Ist es nicht, Patrick. Das Grundgesetz hat Verfassungs-Rang, doch es ist KEINE Verfassung.

Du irrst, Verfassung und Grundgesetz sind Synonyme.

Per definitionem unterscheiden sich Grundgesetz und Verfassung
insbesondere dadurch, dass ein Grundgesetz "aufgezwungen" werden kann (so, wie etwa der Militärrat der Alliierten dem Grundgesetz zustimmen musste, bevor es überhaupt eingeführt werden konnte), während eine Verfassung IMMER SELBST GEGEBEN ist, also vom Volk ohne äußere Einflüsse selbstbestimmt akzeptiert wird.

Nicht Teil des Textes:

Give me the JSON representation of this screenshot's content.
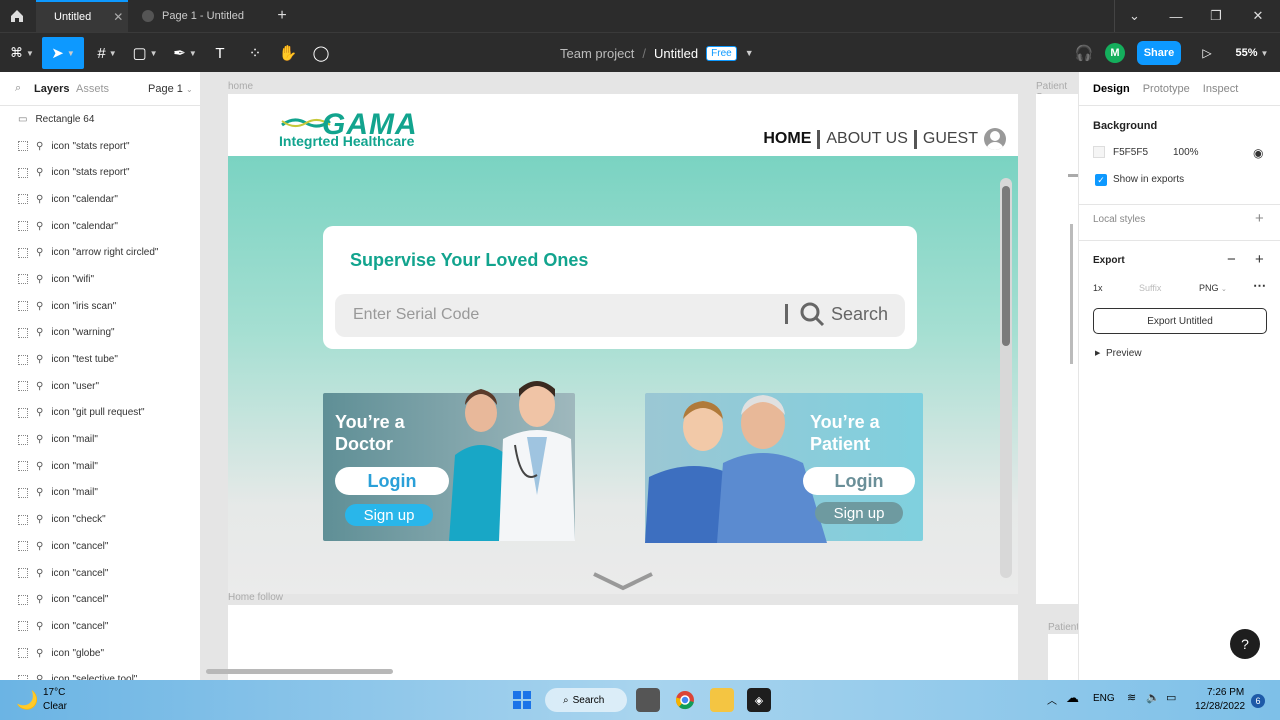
{
  "titlebar": {
    "tabs": [
      {
        "label": "Untitled",
        "active": true
      },
      {
        "label": "Page 1 - Untitled",
        "active": false
      }
    ],
    "new_tab": "+"
  },
  "toolbar": {
    "team": "Team project",
    "slash": "/",
    "file": "Untitled",
    "plan_badge": "Free",
    "avatar_initial": "M",
    "share_label": "Share",
    "zoom": "55%"
  },
  "leftpanel": {
    "tabs": [
      "Layers",
      "Assets"
    ],
    "page_select": "Page 1",
    "layers": [
      "Rectangle 64",
      "icon \"stats report\"",
      "icon \"stats report\"",
      "icon \"calendar\"",
      "icon \"calendar\"",
      "icon \"arrow right circled\"",
      "icon \"wifi\"",
      "icon \"iris scan\"",
      "icon \"warning\"",
      "icon \"test tube\"",
      "icon \"user\"",
      "icon \"git pull request\"",
      "icon \"mail\"",
      "icon \"mail\"",
      "icon \"mail\"",
      "icon \"check\"",
      "icon \"cancel\"",
      "icon \"cancel\"",
      "icon \"cancel\"",
      "icon \"cancel\"",
      "icon \"globe\"",
      "icon \"selective tool\""
    ]
  },
  "canvas": {
    "frame_home_label": "home",
    "frame_patient_label": "Patient Se",
    "frame_follow_label": "Home follow",
    "frame_patient2_label": "Patient",
    "logo_main": "GAMA",
    "logo_sub": "Integrted Healthcare",
    "nav": {
      "home": "HOME",
      "about": "ABOUT US",
      "guest": "GUEST"
    },
    "search_title": "Supervise Your Loved Ones",
    "search_placeholder": "Enter Serial Code",
    "search_button": "Search",
    "doctor_title_1": "You’re a",
    "doctor_title_2": "Doctor",
    "patient_title_1": "You’re a",
    "patient_title_2": "Patient",
    "login_label": "Login",
    "signup_label": "Sign up"
  },
  "rightpanel": {
    "tabs": [
      "Design",
      "Prototype",
      "Inspect"
    ],
    "background_label": "Background",
    "bg_hex": "F5F5F5",
    "bg_opacity": "100%",
    "show_in_exports": "Show in exports",
    "local_styles": "Local styles",
    "export_label": "Export",
    "export_scale": "1x",
    "export_suffix_placeholder": "Suffix",
    "export_format": "PNG",
    "export_button": "Export Untitled",
    "preview_label": "Preview",
    "help": "?"
  },
  "taskbar": {
    "temp": "17°C",
    "weather": "Clear",
    "search": "Search",
    "lang": "ENG",
    "time": "7:26 PM",
    "date": "12/28/2022",
    "notif_count": "6"
  },
  "colors": {
    "accent": "#0d99ff",
    "brand_teal": "#12a48e",
    "chrome_dark": "#2c2c2c"
  }
}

Interessant. Wer hat denn den Staaten, die ihre Verfassung als Grundgesetz bezeichnen, diese aufgezwungen? Eine Liste findest du übrigens hier:

https://de.wikipedia.org/wiki/Liste_von_Grundgesetzen

findest du auch in den Koblenzer Beschlüssen und im - ironscherweise immer noch geltenden - Besatzungsrecht

Schon mal vom Überleitungsvertrag gehört? Dadurch wurde Besatzungsrecht in deutsches Recht überführt und mittlerweile aufgehoben (mit einer einzigen Ausnahme).

Vorbehaltsrechte der Alliierten gibt es im Übrigen seit Inkrafttreten des 2+4-Vertrags nicht mehr, aber das war ja auch erst 1991.